Strategic Leverage- Iran’s strategy is not to win conventionally. Iran’s military cannot stand against the U.S., but it can impose economic costs. The Strait of Hormuz becomes central as leverage.
The Credibility Problem (The Madman Theory Is Fizzling)
Iran’s willingness to absorb costs and respond to escalation suggests that U.S. threats are no longer as credible as assumed. In game theory terms, a threat that is not believed is not a threat at all. Unfortunately, this raises the probability of aggressive action to restore credibility.
Where Does This Leave Us?
We are in a strategic stalemate. The U.S. is forced to escalate pressure, and Iran’s only response is to escalate economic disruption. The only way for Iran to win is to cause severe economic disruption and cause Americans to put pressure on the administration to back off, and for Americans, the only way forward is to have the Iranians back off. Both countries need an off-ramp, and I do not see one right now. Negotiators have their work cut out for them.

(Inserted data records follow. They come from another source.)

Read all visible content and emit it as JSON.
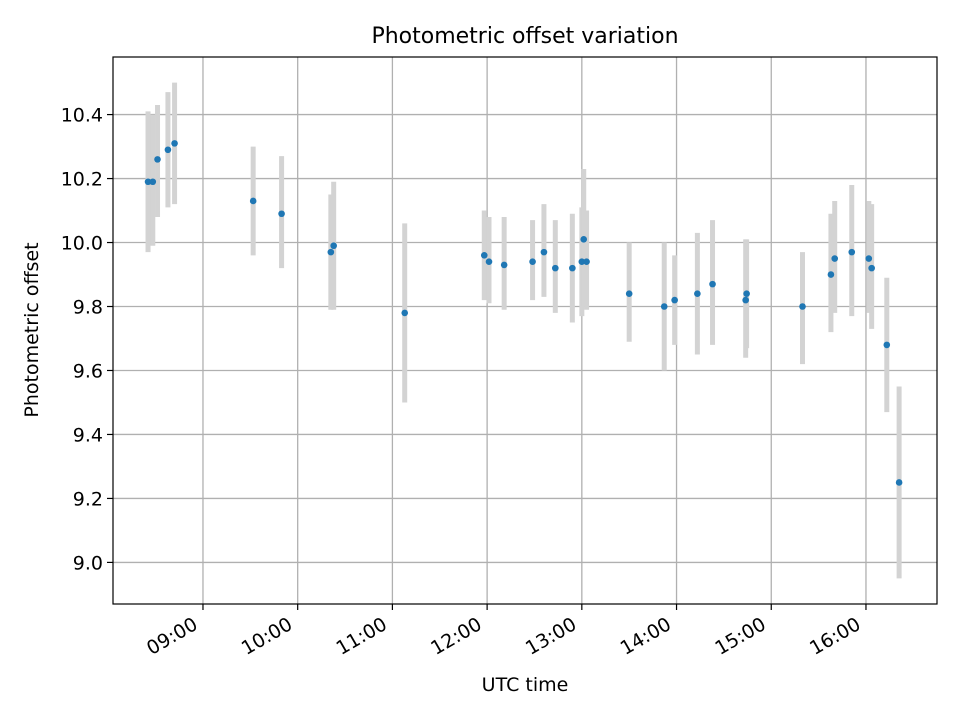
{
  "chart_data": {
    "type": "scatter",
    "title": "Photometric offset variation",
    "xlabel": "UTC time",
    "ylabel": "Photometric offset",
    "x_unit": "hours UTC",
    "xlim": [
      8.05,
      16.75
    ],
    "ylim": [
      8.87,
      10.58
    ],
    "grid": true,
    "x_ticks": [
      {
        "value": 9,
        "label": "09:00"
      },
      {
        "value": 10,
        "label": "10:00"
      },
      {
        "value": 11,
        "label": "11:00"
      },
      {
        "value": 12,
        "label": "12:00"
      },
      {
        "value": 13,
        "label": "13:00"
      },
      {
        "value": 14,
        "label": "14:00"
      },
      {
        "value": 15,
        "label": "15:00"
      },
      {
        "value": 16,
        "label": "16:00"
      }
    ],
    "y_ticks": [
      {
        "value": 9.0,
        "label": "9.0"
      },
      {
        "value": 9.2,
        "label": "9.2"
      },
      {
        "value": 9.4,
        "label": "9.4"
      },
      {
        "value": 9.6,
        "label": "9.6"
      },
      {
        "value": 9.8,
        "label": "9.8"
      },
      {
        "value": 10.0,
        "label": "10.0"
      },
      {
        "value": 10.2,
        "label": "10.2"
      },
      {
        "value": 10.4,
        "label": "10.4"
      }
    ],
    "point_color": "#1f77b4",
    "errorbar_color": "#d3d3d3",
    "points": [
      {
        "x": 8.42,
        "y": 10.19,
        "lo": 9.97,
        "hi": 10.41
      },
      {
        "x": 8.47,
        "y": 10.19,
        "lo": 9.99,
        "hi": 10.4
      },
      {
        "x": 8.52,
        "y": 10.26,
        "lo": 10.08,
        "hi": 10.43
      },
      {
        "x": 8.63,
        "y": 10.29,
        "lo": 10.11,
        "hi": 10.47
      },
      {
        "x": 8.7,
        "y": 10.31,
        "lo": 10.12,
        "hi": 10.5
      },
      {
        "x": 9.53,
        "y": 10.13,
        "lo": 9.96,
        "hi": 10.3
      },
      {
        "x": 9.83,
        "y": 10.09,
        "lo": 9.92,
        "hi": 10.27
      },
      {
        "x": 10.35,
        "y": 9.97,
        "lo": 9.79,
        "hi": 10.15
      },
      {
        "x": 10.38,
        "y": 9.99,
        "lo": 9.79,
        "hi": 10.19
      },
      {
        "x": 11.13,
        "y": 9.78,
        "lo": 9.5,
        "hi": 10.06
      },
      {
        "x": 11.97,
        "y": 9.96,
        "lo": 9.82,
        "hi": 10.1
      },
      {
        "x": 12.02,
        "y": 9.94,
        "lo": 9.81,
        "hi": 10.08
      },
      {
        "x": 12.18,
        "y": 9.93,
        "lo": 9.79,
        "hi": 10.08
      },
      {
        "x": 12.48,
        "y": 9.94,
        "lo": 9.82,
        "hi": 10.07
      },
      {
        "x": 12.6,
        "y": 9.97,
        "lo": 9.83,
        "hi": 10.12
      },
      {
        "x": 12.72,
        "y": 9.92,
        "lo": 9.78,
        "hi": 10.07
      },
      {
        "x": 12.9,
        "y": 9.92,
        "lo": 9.75,
        "hi": 10.09
      },
      {
        "x": 13.0,
        "y": 9.94,
        "lo": 9.77,
        "hi": 10.11
      },
      {
        "x": 13.02,
        "y": 10.01,
        "lo": 9.8,
        "hi": 10.23
      },
      {
        "x": 13.05,
        "y": 9.94,
        "lo": 9.79,
        "hi": 10.1
      },
      {
        "x": 13.5,
        "y": 9.84,
        "lo": 9.69,
        "hi": 10.0
      },
      {
        "x": 13.87,
        "y": 9.8,
        "lo": 9.6,
        "hi": 10.0
      },
      {
        "x": 13.98,
        "y": 9.82,
        "lo": 9.68,
        "hi": 9.96
      },
      {
        "x": 14.22,
        "y": 9.84,
        "lo": 9.65,
        "hi": 10.03
      },
      {
        "x": 14.38,
        "y": 9.87,
        "lo": 9.68,
        "hi": 10.07
      },
      {
        "x": 14.73,
        "y": 9.82,
        "lo": 9.64,
        "hi": 10.01
      },
      {
        "x": 14.74,
        "y": 9.84,
        "lo": 9.67,
        "hi": 10.01
      },
      {
        "x": 15.33,
        "y": 9.8,
        "lo": 9.62,
        "hi": 9.97
      },
      {
        "x": 15.63,
        "y": 9.9,
        "lo": 9.72,
        "hi": 10.09
      },
      {
        "x": 15.67,
        "y": 9.95,
        "lo": 9.78,
        "hi": 10.13
      },
      {
        "x": 15.85,
        "y": 9.97,
        "lo": 9.77,
        "hi": 10.18
      },
      {
        "x": 16.03,
        "y": 9.95,
        "lo": 9.78,
        "hi": 10.13
      },
      {
        "x": 16.06,
        "y": 9.92,
        "lo": 9.73,
        "hi": 10.12
      },
      {
        "x": 16.22,
        "y": 9.68,
        "lo": 9.47,
        "hi": 9.89
      },
      {
        "x": 16.35,
        "y": 9.25,
        "lo": 8.95,
        "hi": 9.55
      }
    ]
  }
}
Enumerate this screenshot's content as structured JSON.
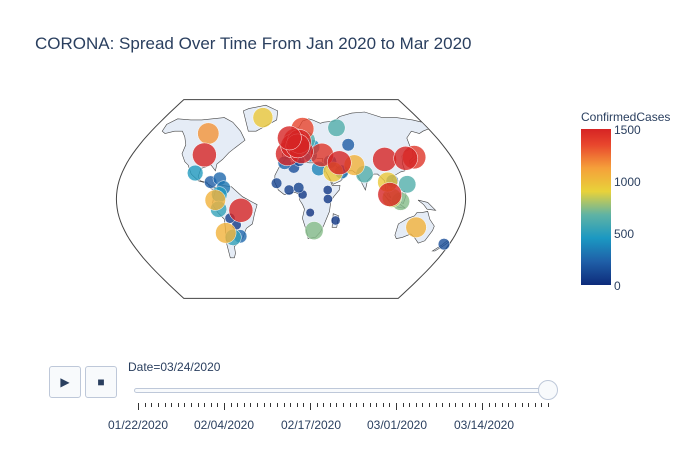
{
  "chart_data": {
    "type": "scatter",
    "title": "CORONA: Spread Over Time From Jan 2020 to Mar 2020",
    "colorbar": {
      "title": "ConfirmedCases",
      "range": [
        0,
        1500
      ],
      "ticks": [
        0,
        500,
        1000,
        1500
      ],
      "tick_labels": [
        "0",
        "500",
        "1000",
        "1500"
      ],
      "colorscale": [
        "#0d2b7a",
        "#1f5fa8",
        "#1b98c2",
        "#5fb3a4",
        "#e8d23a",
        "#f5a03a",
        "#e8462d",
        "#d62424"
      ]
    },
    "points": [
      {
        "lon": -98,
        "lat": 39,
        "value": 1500
      },
      {
        "lon": -105,
        "lat": 58,
        "value": 1100
      },
      {
        "lon": -102,
        "lat": 23,
        "value": 450
      },
      {
        "lon": -84,
        "lat": 15,
        "value": 200
      },
      {
        "lon": -75,
        "lat": 18,
        "value": 250
      },
      {
        "lon": -70,
        "lat": 10,
        "value": 300
      },
      {
        "lon": -74,
        "lat": 4,
        "value": 450
      },
      {
        "lon": -78,
        "lat": -1,
        "value": 1000
      },
      {
        "lon": -75,
        "lat": -9,
        "value": 500
      },
      {
        "lon": -52,
        "lat": -10,
        "value": 1500
      },
      {
        "lon": -64,
        "lat": -17,
        "value": 80
      },
      {
        "lon": -58,
        "lat": -23,
        "value": 60
      },
      {
        "lon": -71,
        "lat": -30,
        "value": 1000
      },
      {
        "lon": -64,
        "lat": -34,
        "value": 500
      },
      {
        "lon": -56,
        "lat": -33,
        "value": 250
      },
      {
        "lon": -4,
        "lat": 40,
        "value": 1500
      },
      {
        "lon": 2,
        "lat": 47,
        "value": 1500
      },
      {
        "lon": 12,
        "lat": 42,
        "value": 1500
      },
      {
        "lon": 10,
        "lat": 51,
        "value": 1500
      },
      {
        "lon": 5,
        "lat": 52,
        "value": 1400
      },
      {
        "lon": 8,
        "lat": 47,
        "value": 1500
      },
      {
        "lon": -2,
        "lat": 54,
        "value": 1500
      },
      {
        "lon": 15,
        "lat": 62,
        "value": 1300
      },
      {
        "lon": 19,
        "lat": 52,
        "value": 600
      },
      {
        "lon": 25,
        "lat": 46,
        "value": 400
      },
      {
        "lon": 22,
        "lat": 39,
        "value": 300
      },
      {
        "lon": 35,
        "lat": 39,
        "value": 1400
      },
      {
        "lon": 53,
        "lat": 32,
        "value": 1500
      },
      {
        "lon": 43,
        "lat": 33,
        "value": 250
      },
      {
        "lon": 45,
        "lat": 24,
        "value": 900
      },
      {
        "lon": 54,
        "lat": 24,
        "value": 300
      },
      {
        "lon": 69,
        "lat": 30,
        "value": 1000
      },
      {
        "lon": 78,
        "lat": 22,
        "value": 600
      },
      {
        "lon": 68,
        "lat": 48,
        "value": 200
      },
      {
        "lon": 60,
        "lat": 63,
        "value": 600
      },
      {
        "lon": -40,
        "lat": 72,
        "value": 900
      },
      {
        "lon": 104,
        "lat": 35,
        "value": 1500
      },
      {
        "lon": 128,
        "lat": 36,
        "value": 1500
      },
      {
        "lon": 138,
        "lat": 37,
        "value": 1400
      },
      {
        "lon": 101,
        "lat": 15,
        "value": 900
      },
      {
        "lon": 106,
        "lat": 16,
        "value": 200
      },
      {
        "lon": 102,
        "lat": 4,
        "value": 1500
      },
      {
        "lon": 104,
        "lat": 1,
        "value": 800
      },
      {
        "lon": 121,
        "lat": 13,
        "value": 600
      },
      {
        "lon": 113,
        "lat": -2,
        "value": 700
      },
      {
        "lon": 134,
        "lat": -25,
        "value": 1000
      },
      {
        "lon": 174,
        "lat": -40,
        "value": 150
      },
      {
        "lon": 3,
        "lat": 28,
        "value": 150
      },
      {
        "lon": 30,
        "lat": 27,
        "value": 350
      },
      {
        "lon": 9,
        "lat": 34,
        "value": 150
      },
      {
        "lon": -7,
        "lat": 32,
        "value": 250
      },
      {
        "lon": -15,
        "lat": 14,
        "value": 100
      },
      {
        "lon": -2,
        "lat": 8,
        "value": 80
      },
      {
        "lon": 8,
        "lat": 10,
        "value": 100
      },
      {
        "lon": 12,
        "lat": 4,
        "value": 50
      },
      {
        "lon": 38,
        "lat": 8,
        "value": 50
      },
      {
        "lon": 38,
        "lat": 0,
        "value": 50
      },
      {
        "lon": 25,
        "lat": -28,
        "value": 700
      },
      {
        "lon": 47,
        "lat": -19,
        "value": 50
      },
      {
        "lon": 20,
        "lat": -12,
        "value": 30
      }
    ]
  },
  "slider": {
    "current_label": "Date=03/24/2020",
    "tick_labels": [
      "01/22/2020",
      "02/04/2020",
      "02/17/2020",
      "03/01/2020",
      "03/14/2020"
    ],
    "position": 1.0,
    "steps": 63
  },
  "controls": {
    "play_glyph": "▶",
    "stop_glyph": "■"
  },
  "icons": {
    "play": "play-icon",
    "stop": "stop-icon"
  }
}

Neither side has a clear incentive to back down.





Isreal... 3rd party movements distort bilateral gameplay. Prisoner's Dilemma requires an isolation of the players.
- Prisoner's Dilemma 𝑢𝑖=𝑓(my action,your action)
- Triadic Strategic System 𝑢𝑖=𝑓(my action,your action,third party’s response)
We still don't know the Transformation Preference, given statements about a lack of cooperation w/ Isreal in terms of certain military moves.
I would call this a Political Game of Influence where the cooperation utility is either manufacturered, enforced or induced by strategic movement. (Russia and Chinese information sharing creates an assymetry of knowledge.)
*Now you can add a 4th party in an endogenous sense with the calls for the Iranian public to enter the "gameplay". (Social movements with their own agenda and influence in outcome.)
The piece that comes to mind for me is not only the willingness of Iran to escalate, but its ability to do so. It has planned for this war for years, and created decentralized structures that enable them to do so, using strategies of asymmetrical warfare, for far more than a great power expected. This means not only resources are critical, but also the ways in which resources are deployed. Yes, if complicates the game, but it is the critical piece that enables Iran to sustain such a game on as equal terms with the USA as it has.